5. You choose where to add the policy

Children's cover can be added to a life-only policy, a life and critical illness policy or a standalone critical illness policy. Attaching children’s cover to life cover could be a sensible option.

“Someone who due to their medical history may not be able to get critical illness can get life cover and still choose critical illness for their children,” says Lewis. “Or if the adviser’s recommendation did not include critical illness for the adult but did include life only, again the client can cover their children.”

Such an approach also allows the cover to run for as long as it is needed.

“When an adult claims on a critical illness policy, the policy ends but my need for children’s cover hasn’t ended,” says Lewis. “Life cover pays out on death and that’s actually when my need ends, because when I die my need dies.”
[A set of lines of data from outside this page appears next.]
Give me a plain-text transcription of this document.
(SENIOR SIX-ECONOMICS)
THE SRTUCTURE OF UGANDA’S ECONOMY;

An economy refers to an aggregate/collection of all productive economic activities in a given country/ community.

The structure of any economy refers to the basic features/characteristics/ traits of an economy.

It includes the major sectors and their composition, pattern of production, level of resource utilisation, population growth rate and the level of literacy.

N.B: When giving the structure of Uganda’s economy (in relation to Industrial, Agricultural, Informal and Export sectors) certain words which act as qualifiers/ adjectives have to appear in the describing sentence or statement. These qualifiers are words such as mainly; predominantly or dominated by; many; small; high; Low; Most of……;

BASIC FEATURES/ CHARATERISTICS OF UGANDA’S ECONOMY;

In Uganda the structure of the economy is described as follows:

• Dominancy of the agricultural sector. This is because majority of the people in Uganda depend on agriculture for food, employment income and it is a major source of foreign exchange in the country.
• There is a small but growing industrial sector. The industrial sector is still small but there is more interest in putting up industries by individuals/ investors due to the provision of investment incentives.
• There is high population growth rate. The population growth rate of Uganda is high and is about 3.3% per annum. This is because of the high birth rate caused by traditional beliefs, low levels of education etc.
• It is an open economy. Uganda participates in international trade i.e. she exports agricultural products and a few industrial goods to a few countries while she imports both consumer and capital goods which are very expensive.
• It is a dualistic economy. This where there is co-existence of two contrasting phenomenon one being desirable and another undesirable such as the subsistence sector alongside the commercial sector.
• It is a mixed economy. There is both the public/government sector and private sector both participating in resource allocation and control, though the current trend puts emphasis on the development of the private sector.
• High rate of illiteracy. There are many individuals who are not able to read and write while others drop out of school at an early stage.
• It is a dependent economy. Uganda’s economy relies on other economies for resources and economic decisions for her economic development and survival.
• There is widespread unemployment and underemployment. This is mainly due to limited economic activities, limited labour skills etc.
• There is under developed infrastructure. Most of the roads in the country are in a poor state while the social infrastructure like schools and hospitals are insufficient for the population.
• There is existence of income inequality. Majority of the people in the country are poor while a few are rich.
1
6. You benefit from full flexibility

Altogether, Zurich’s critical illness cover allows advisers to truly align the product being recommended to the client’s needs – and that applies to families as much as it does to those without children.

It also applies throughout the term of the policy because each policy can change and flex as the needs of the customer change. A customer can move from Children’s Cover to Enhanced Children’s Cover or vice versa and increase or decrease the sum assured as their personal circumstances and budget change.

“Having done a full fact find financial advisers can create a package of protection solutions for the client and we want to ensure that they can do all of that with Zurich,” adds Lewis.